Before shipment to the HIRAX site, the correlator needed to undergo Radio Frequency Interference (RFI) testing. RFI is when unwanted radio frequencies are detected in the data collected from a radio instrument, which can easily make collected visibilities unusable. RFI can be emitted by any man-made device with a capacity to produce signals in the radio band; including, cellphones, microwaves, and even an instrument’s own hardware.
The MeerKAT radio telescope site is radio-controlled, with strict regulations to ensure that the hosted instruments are protected from RFI. Because HIRAX is a guest instrument on the SARAO site, sharing space with several other radio astronomy projects including MeerKAT, HERA, and eventually the SKA, it is important that HIRAX not only protects its own data from RFI but is also a good neighbour to others. To ensure this, all HIRAX instrumentation will be subjected to strict RFI testing to determine if shielding or other mitigation tactics are needed to protect the site’s low-RFI environment.
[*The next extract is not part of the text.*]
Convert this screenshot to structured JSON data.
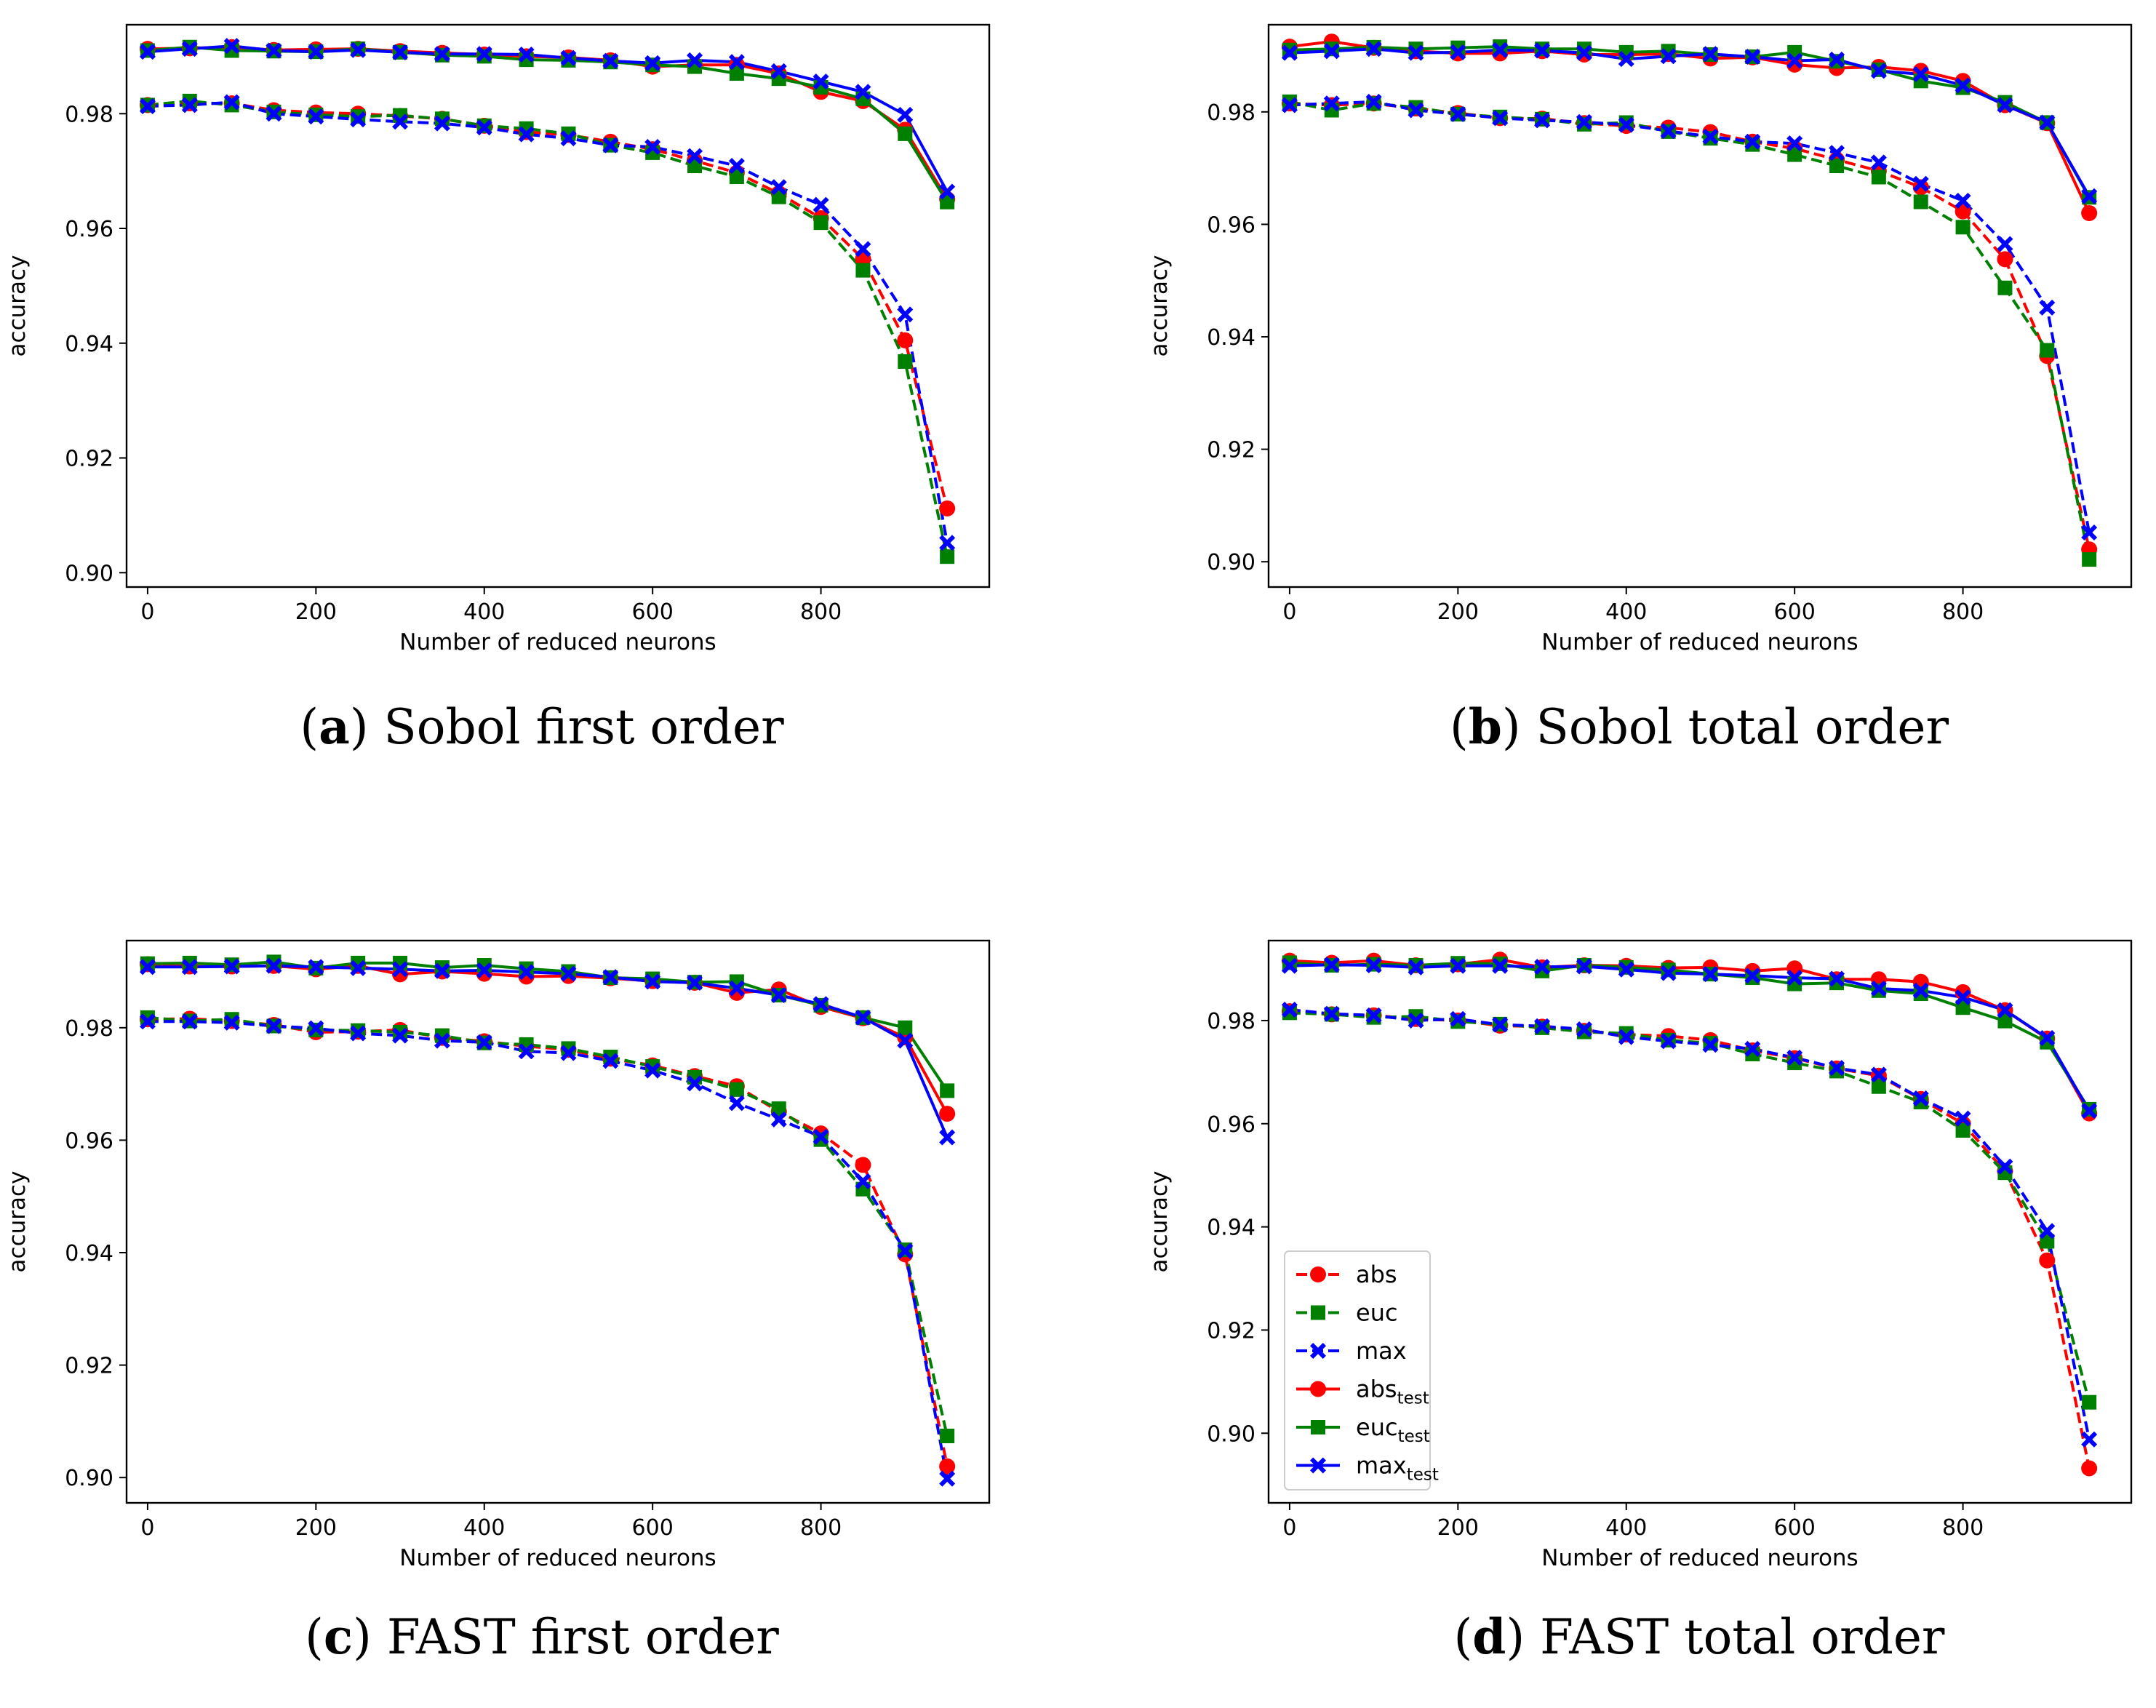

Mr Roufurd Julie, SARAO Guest Instrument Manager, commented on the RFI environment at SARAO: “By sharing a location with MeerKAT, HIRAX will be able to conduct science in an area where radio frequency interference is tightly controlled, a move that has seen MeerKAT producing ground-breaking scientific discoveries since its launch three years ago.” Professor Daniel Valuch from CERN commented on the HIRAX correlator testing, saying: “No two problems we had been following so far by our ElectroMagnetic Compatibility (EMC) lab were the same. We are typically looking at very specific and obscure problems deep in the accelerators – such as pulsed signals, cable interactions, low-frequency fields, high-frequency fields, perturbation to ultra-precise devices, and particle beams. Measuring the RF emissions from the HIRAX correlator, a powerful computing system, was definitely a great and interesting new experience for our small EMC laboratory.”